Then,.... provided one understands that the Pauli--Lubanski (pseudo)vector is the appropriate generalization of angular momentum in a relativistic context, its magnitude $W^2 := W_\mu W^\mu$ is indeed a Lorentz scalar.

(One also needs to know that, although the orbital and intrinsic parts of angular momentum remain distinct in a nonrelativistic context, they mix together under general Lorentz transformations. Hence one prefers to talk only about total angular momentum in the relativistic context.)

24. May 20, 2014

### DrDu

When you consider a bound system, e.g. a hydrogen atom, $J^2$ or, if you ignore S, $L^2$ is in fact the spin of the compound system. Hence it is relativistically invariant.

25. May 20, 2014

### michael879

Right, I understand that the relativistic quantum operator W is a Lorentz 4-vector who's magnitude shows that the total angular momentum is a Lorentz scalar. What I don't understand is how this works for a classical system, which should be identical to the quantum predictions with some limits applied.

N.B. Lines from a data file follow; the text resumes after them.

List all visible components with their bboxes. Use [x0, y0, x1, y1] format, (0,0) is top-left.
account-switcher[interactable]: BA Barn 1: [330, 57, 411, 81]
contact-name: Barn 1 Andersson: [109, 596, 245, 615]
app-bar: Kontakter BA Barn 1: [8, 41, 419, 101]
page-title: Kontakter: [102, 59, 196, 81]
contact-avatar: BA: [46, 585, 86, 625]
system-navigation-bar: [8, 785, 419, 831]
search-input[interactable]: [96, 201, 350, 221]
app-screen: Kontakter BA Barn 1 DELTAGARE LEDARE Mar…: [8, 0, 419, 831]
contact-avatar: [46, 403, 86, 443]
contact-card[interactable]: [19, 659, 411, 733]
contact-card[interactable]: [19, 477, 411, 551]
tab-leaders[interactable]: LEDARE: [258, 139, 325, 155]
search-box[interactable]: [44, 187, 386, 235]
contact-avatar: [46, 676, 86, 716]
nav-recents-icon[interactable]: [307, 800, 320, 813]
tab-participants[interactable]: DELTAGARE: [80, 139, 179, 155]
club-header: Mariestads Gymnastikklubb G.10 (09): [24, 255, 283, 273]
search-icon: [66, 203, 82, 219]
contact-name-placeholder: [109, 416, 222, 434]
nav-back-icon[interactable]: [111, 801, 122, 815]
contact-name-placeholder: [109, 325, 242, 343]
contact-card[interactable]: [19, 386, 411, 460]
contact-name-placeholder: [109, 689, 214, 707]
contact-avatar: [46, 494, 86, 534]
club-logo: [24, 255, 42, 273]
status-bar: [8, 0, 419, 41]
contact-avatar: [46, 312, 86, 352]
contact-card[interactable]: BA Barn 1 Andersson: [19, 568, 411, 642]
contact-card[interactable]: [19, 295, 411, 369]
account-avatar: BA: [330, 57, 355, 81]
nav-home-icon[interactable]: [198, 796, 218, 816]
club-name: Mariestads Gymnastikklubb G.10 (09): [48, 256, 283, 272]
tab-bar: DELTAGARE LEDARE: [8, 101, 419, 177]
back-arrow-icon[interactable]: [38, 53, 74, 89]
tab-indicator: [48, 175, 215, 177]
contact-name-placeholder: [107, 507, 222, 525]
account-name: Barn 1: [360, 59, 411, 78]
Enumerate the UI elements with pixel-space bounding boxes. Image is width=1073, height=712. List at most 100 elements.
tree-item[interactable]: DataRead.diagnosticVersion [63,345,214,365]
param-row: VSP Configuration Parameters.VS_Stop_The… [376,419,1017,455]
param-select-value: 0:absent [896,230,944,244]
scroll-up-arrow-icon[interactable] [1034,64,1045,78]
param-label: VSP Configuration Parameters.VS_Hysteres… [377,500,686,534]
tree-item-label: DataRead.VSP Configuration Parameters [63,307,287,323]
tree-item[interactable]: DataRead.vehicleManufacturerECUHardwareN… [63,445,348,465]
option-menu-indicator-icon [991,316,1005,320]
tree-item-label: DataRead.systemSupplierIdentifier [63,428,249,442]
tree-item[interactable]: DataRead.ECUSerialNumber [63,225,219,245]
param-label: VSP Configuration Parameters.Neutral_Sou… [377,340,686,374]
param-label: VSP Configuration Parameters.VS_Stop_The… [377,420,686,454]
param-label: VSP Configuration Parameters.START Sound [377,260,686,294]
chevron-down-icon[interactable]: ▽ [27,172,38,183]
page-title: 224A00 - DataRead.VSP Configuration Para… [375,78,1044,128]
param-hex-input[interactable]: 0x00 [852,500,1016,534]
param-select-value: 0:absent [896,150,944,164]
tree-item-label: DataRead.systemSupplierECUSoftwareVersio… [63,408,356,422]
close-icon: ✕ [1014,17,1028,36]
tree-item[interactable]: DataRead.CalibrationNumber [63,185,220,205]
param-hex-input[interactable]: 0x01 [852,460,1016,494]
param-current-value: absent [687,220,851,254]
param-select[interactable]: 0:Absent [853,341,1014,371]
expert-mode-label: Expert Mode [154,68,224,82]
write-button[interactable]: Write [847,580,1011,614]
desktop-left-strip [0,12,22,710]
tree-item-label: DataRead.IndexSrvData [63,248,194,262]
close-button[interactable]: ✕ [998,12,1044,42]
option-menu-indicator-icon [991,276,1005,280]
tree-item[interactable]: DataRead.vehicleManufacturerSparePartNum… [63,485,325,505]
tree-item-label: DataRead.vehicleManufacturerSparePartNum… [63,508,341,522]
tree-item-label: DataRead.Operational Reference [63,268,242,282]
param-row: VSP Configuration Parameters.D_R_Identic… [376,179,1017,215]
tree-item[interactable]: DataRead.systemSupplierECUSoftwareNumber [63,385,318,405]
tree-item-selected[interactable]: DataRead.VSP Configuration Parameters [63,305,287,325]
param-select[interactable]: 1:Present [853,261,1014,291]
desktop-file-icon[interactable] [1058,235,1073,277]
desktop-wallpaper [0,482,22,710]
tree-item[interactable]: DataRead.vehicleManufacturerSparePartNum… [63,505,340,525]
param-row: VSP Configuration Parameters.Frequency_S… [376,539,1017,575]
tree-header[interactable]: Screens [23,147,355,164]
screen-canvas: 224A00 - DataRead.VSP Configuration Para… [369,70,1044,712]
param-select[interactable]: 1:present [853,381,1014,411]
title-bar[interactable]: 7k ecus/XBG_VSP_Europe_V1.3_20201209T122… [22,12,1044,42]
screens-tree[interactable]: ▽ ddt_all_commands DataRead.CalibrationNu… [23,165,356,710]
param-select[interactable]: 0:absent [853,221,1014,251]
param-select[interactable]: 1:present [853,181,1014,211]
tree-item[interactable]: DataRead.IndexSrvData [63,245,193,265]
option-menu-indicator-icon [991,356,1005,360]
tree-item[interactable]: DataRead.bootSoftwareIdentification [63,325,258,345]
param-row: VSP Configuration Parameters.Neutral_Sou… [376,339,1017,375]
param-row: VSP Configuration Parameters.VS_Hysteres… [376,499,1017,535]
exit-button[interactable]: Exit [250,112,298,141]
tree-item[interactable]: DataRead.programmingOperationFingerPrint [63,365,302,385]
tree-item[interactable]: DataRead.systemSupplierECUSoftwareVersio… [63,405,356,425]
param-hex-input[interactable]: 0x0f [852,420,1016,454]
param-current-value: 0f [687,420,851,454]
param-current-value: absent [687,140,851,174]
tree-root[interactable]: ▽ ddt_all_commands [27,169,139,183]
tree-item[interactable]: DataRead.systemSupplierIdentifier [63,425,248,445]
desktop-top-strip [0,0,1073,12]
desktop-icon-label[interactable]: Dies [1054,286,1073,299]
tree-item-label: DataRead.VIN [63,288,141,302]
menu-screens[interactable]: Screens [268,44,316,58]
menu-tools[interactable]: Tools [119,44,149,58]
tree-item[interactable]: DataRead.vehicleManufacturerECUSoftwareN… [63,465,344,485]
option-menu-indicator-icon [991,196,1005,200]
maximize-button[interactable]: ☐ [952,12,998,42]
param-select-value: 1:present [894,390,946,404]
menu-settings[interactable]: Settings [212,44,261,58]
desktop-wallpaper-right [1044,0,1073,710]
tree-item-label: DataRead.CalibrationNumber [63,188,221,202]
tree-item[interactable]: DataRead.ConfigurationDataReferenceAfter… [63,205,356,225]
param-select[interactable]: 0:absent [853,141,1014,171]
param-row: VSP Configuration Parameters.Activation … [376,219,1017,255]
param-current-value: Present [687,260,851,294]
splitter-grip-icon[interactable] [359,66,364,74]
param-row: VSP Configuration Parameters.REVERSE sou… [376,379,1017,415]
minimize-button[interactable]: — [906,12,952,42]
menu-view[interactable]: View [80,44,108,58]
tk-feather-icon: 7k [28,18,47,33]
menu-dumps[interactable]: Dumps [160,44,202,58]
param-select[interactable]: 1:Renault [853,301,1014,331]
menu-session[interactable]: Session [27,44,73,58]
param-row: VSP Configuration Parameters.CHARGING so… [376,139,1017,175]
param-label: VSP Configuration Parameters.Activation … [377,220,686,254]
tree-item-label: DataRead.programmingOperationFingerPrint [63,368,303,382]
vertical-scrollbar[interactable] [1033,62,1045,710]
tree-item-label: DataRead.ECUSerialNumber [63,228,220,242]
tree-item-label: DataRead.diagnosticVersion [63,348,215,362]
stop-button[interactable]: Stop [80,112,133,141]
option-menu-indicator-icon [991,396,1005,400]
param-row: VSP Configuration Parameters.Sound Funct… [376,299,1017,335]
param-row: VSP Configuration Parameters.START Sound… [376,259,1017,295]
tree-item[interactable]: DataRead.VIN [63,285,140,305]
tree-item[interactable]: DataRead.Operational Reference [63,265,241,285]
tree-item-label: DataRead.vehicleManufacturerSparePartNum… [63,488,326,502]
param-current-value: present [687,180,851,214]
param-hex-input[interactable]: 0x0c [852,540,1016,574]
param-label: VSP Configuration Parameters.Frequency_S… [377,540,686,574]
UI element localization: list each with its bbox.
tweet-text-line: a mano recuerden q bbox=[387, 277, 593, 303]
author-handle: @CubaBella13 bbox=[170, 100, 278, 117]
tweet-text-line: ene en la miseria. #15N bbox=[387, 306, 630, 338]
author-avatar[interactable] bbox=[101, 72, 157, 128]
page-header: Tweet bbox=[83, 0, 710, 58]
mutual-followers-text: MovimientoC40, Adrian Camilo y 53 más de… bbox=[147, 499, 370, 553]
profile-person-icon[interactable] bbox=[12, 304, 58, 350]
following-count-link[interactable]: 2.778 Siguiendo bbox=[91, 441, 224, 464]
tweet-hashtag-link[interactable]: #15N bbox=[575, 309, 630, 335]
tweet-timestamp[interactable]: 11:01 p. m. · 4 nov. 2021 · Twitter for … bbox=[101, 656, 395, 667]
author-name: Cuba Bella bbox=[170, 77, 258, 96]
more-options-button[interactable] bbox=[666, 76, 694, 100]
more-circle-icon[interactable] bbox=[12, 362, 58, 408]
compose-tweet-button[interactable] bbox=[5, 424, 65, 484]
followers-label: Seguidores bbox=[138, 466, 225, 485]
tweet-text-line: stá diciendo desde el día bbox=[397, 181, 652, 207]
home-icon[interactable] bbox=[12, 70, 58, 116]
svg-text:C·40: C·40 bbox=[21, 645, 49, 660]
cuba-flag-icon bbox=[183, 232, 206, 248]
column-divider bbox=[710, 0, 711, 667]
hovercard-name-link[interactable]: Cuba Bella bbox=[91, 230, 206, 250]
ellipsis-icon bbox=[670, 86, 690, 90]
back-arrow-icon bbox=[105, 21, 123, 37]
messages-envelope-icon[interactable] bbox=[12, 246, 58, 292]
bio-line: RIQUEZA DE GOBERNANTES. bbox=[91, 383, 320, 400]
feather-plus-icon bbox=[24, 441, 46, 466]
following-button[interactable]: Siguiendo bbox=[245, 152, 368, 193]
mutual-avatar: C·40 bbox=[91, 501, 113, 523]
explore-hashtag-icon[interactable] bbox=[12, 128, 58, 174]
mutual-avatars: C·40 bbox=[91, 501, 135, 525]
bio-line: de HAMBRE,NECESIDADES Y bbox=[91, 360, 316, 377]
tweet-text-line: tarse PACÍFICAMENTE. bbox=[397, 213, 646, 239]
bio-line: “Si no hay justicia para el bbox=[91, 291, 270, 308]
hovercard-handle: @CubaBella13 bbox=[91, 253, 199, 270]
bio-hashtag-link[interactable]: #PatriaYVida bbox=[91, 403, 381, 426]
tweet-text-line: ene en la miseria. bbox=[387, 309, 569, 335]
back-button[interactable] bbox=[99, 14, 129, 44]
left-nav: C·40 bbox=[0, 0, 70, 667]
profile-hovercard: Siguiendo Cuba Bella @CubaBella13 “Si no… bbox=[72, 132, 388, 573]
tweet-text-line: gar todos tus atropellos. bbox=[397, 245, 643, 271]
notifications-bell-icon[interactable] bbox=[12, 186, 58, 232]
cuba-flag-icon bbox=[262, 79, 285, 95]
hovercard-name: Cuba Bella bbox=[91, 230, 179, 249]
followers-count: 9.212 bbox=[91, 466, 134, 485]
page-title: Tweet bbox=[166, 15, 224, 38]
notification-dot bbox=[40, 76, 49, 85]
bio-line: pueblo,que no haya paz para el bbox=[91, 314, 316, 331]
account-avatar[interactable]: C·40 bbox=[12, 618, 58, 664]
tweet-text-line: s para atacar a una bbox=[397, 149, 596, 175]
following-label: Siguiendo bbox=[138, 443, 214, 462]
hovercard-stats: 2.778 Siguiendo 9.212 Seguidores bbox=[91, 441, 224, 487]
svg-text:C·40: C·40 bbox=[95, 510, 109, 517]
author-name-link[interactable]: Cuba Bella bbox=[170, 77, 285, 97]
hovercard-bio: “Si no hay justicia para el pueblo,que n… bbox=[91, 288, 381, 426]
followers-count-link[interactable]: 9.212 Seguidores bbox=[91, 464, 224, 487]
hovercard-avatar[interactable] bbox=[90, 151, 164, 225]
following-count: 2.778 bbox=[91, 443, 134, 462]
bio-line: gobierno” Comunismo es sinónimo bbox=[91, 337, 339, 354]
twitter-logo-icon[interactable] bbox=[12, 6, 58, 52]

If you treat the Pauli--Lubanski pseudovector as a classical 4-vector (rather than a quantum operator) you find that $W^\mu W_\mu = 0$, so I'm not really clear how meaningful this vector is outside of quantum mechanics (I understand that it describes spin so this isn't surprising at all).

I'm not really sure what the confusion is at this point, you guys keep giving me purely quantum answers to my question on how to relate quantum/classical predictions. From what I've gathered the total angular momentum operator $\vec{J}^2$ is Lorentz invariant, but the corresponding classical variable $\vec{J}^2$ is definitely not a Lorentz invariant. Even if we completely ignored spin this discrepancy would remain, and I've never seen such a huge difference between the classical and quantum realms before... Basically this is saying that if I have a spinning ball, I will measure it's total angular momentum differently at different velocities. However, if I shrink this ball down to quantum scales it will suddenly have an invariant total angular momentum?? Even at the classical level, all angular momentum should be quantized (even though its too small to detect), so that if quantum mechanics predicts that angular momentum is Lorentz invariant we should also be able to measure that on macroscopic systems...

The only possible explanation I have is that I screwed up somewhere and angular momentum is in fact Lorentz invariant classically. However I'm pretty confident this isn't the case..